Kur'an-ı Kerim ve Türkçe Meali Sayfa 405
6. (Bu,) Tanrı'nın vaadidir. Tanrı, vaadinden geri dönmez. Ancak insanların çoğu bilmezler.
7. Onlar, dünya hayatından (yalnızca) dışta olanı bilirler. Ahiretten ise gafil olanlardır.
8. Kendi nefsleri konusunda düşünmüyorlar mı (yetefekkeru)? Tanrı, gökleri yeri ve bu ikisi arasında olanları ancak hak ve ecel ile yaratmıştır. Gerçekten, insanlardan çoğu rablerine kavuşmaya küfrediyorlar.
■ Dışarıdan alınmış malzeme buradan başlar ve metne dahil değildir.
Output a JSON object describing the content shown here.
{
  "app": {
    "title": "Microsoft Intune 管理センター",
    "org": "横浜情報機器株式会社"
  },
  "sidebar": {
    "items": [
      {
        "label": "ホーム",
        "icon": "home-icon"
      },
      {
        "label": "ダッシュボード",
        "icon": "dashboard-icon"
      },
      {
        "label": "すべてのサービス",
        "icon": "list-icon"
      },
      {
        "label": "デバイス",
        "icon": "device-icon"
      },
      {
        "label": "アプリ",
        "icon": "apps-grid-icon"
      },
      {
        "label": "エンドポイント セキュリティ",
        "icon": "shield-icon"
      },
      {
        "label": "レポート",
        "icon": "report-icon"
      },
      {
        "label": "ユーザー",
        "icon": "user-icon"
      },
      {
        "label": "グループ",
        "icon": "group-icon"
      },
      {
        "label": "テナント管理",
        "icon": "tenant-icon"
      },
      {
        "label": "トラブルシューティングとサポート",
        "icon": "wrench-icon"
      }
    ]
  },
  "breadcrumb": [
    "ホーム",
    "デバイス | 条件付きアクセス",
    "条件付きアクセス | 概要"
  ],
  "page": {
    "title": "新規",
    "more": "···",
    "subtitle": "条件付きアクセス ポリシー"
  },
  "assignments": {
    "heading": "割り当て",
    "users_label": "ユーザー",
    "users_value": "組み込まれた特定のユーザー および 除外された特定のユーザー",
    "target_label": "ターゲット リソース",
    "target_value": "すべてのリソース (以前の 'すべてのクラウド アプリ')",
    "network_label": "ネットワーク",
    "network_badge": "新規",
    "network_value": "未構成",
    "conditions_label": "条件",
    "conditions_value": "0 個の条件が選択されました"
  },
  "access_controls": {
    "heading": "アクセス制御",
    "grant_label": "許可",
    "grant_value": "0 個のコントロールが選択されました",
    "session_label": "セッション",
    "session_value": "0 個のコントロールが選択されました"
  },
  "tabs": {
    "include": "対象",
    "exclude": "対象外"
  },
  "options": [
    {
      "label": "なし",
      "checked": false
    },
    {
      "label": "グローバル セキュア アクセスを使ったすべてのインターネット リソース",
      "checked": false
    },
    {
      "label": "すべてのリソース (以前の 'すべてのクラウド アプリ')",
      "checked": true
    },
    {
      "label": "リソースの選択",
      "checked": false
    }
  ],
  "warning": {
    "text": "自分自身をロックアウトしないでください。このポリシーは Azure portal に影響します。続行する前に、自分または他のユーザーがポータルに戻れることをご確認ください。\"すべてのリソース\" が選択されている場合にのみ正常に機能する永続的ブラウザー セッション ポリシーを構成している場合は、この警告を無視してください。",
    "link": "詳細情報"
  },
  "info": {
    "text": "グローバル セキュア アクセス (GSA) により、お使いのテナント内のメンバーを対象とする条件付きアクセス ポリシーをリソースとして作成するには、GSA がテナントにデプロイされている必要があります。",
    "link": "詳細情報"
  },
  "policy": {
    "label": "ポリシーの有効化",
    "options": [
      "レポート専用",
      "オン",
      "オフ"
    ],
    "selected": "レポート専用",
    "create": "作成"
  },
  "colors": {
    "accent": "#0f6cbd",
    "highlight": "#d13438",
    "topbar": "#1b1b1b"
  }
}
9. Yeryüzünde gezip dolaşmıyorlar mı? Böylece kendilerinden öncekilerin nasıl bir sona uğradıklarını görsünler. Onlar, güç bakımından kendilerinden daha üstün idiler, toprağı alt üst etmişler (ekmişler, madenler, sular arayıp çıkarmışlar) ve onu, kendilerinin imar ettiğinden daha çok imar etmişlerdi. Elçileri de, onlara açık delillerle gelmişti. Demek ki Tanrı onlara zulmetmiyordu, ancak onlar kendi nefslerine zulmediyorlardı.
10. Sonra, kötülük yapanların uğradıkları son, Tanrı'nın ayetlerini yalanlamaları ve alay konusu edinmeleri dolayısıyla çok kötü oldu.
11. Tanrı, yaratmayı başlatır, sonra onu iade eder, sonra da siz O'na döndürülürsünüz.
12. Kıyamet saatinin kopacağı gün, suçlu günahkarlar umutsuzca yıkılırlar.
13. (Tanrı'ya eş koştukları) Ortaklarından kendilerine şefaatçı olan yoktur; onlar, ortaklarını inkar ediyorlar.
14. Kıyamet saatinin kopacağı gün, (müminlerle kafirler birbirlerinden) ayrılırlar.
15. Böylece inanıp salih amellerde bulunanlar artık onlar 'bir cennet bahçesinde' 'sevinç içinde ağırlanırlar'.